Social Media from Schools

By Romey Louangvilay, Nov. 6, 2011

Today, colleges are teaching social media as an important way to communicate, says Romey Louangvilay, senior account executive and social media Newsengine manager at @erwwpr. They’re also going beyond just a Facebook page and Twitter account; some are developing their own social tactics to up enrollment and morale. Louangvilay calls out three schools in particular that are influencers in social media right now: Harvard, Leeds School of Business and the University of Texas at Austin. If their efforts (detailed in the full article) are a glimpse of the future, he writes, “then we are in for a good treat.”
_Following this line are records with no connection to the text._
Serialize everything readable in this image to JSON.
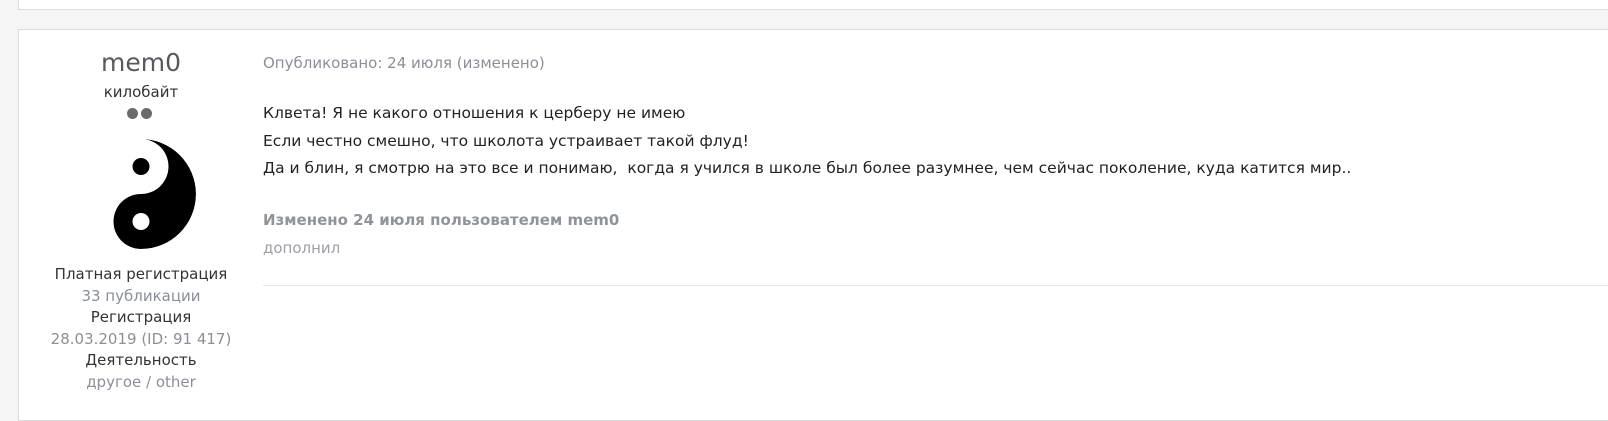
{
  "author": {
    "name": "mem0",
    "rank": "килобайт",
    "rank_pips": 2,
    "group": "Платная регистрация",
    "posts": "33 публикации",
    "joined_label": "Регистрация",
    "joined_value": "28.03.2019 (ID: 91 417)",
    "activity_label": "Деятельность",
    "activity_value": "другое / other",
    "avatar_icon": "yin-yang-avatar"
  },
  "post": {
    "date": "Опубликовано: 24 июля (изменено)",
    "lines": [
      "Клвета! Я не какого отношения к церберу не имею",
      "Если честно смешно, что школота устраивает такой флуд!",
      "Да и блин, я смотрю на это все и понимаю,  когда я учился в школе был более разумнее, чем сейчас поколение, куда катится мир.."
    ],
    "edited_note": "Изменено 24 июля пользователем mem0",
    "edit_reason": "дополнил"
  },
  "colors": {
    "muted_text": "#8a9099",
    "body_text": "#222222",
    "border": "#dcdcdc"
  }
}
One Young World Pittsburgh Planning Begins

By Paul J. Gough, Nov. 4, 2011

The co-founders of One Young World, Euro RSCG Worldwide Global CEO David Jones and Euro RSCG U.K. Group Chairman Kate Robertson, recently visited Pittsburgh to start the one-year countdown to the global youth leadership conference. They also went to rally support for the event—brought to Pittsburgh by the winning bid from Euro RSCG Worldwide PR’s Pittsburgh office, which “showed the city at its best,” Robertson told the Pittsburgh Business Times. Click here to see an interview with Robertson and here to hear some words about OYW from Jones.

Futures Exchange

From Thomas Cook Travel magazine, November 2011

Marian Salzman, CEO of @erwwpr, leads the pack of trend analysts chosen by this U.K. magazine to give their forecasts for 2012. She cites “ethnic tourism” and “a full-on push for TV on the Internet” and says 2012 will be “the beginning of an era where notions of time are divided differently.… the traditional ‘agrarian’ workday will be upended by the digital generation’s ability to work anywhere, anytime.”

The Future Faces of Hate

By Marian Salzman, Nov. 1, 2011

“Hate mongering,” says @erwwpr CEO Marian Salzman in this bylined piece, “is what sells news—or, rather, raises ratings.” But whom will we hate now that Osama bin Laden, Saddam Hussein and Moammar Gadhafi are now dead? Salzman gives a few ideas: Maybe other countries will be our “targets of contempt” (China, perhaps?). Or maybe reality TV stars (Kim Kardashian is proving to be a likely candidate). No matter the person or nation that steps up, our new culture of hate is fascinating Salzman, especially because it’s happening simultaneously with a time when everyone seems to “like” everything.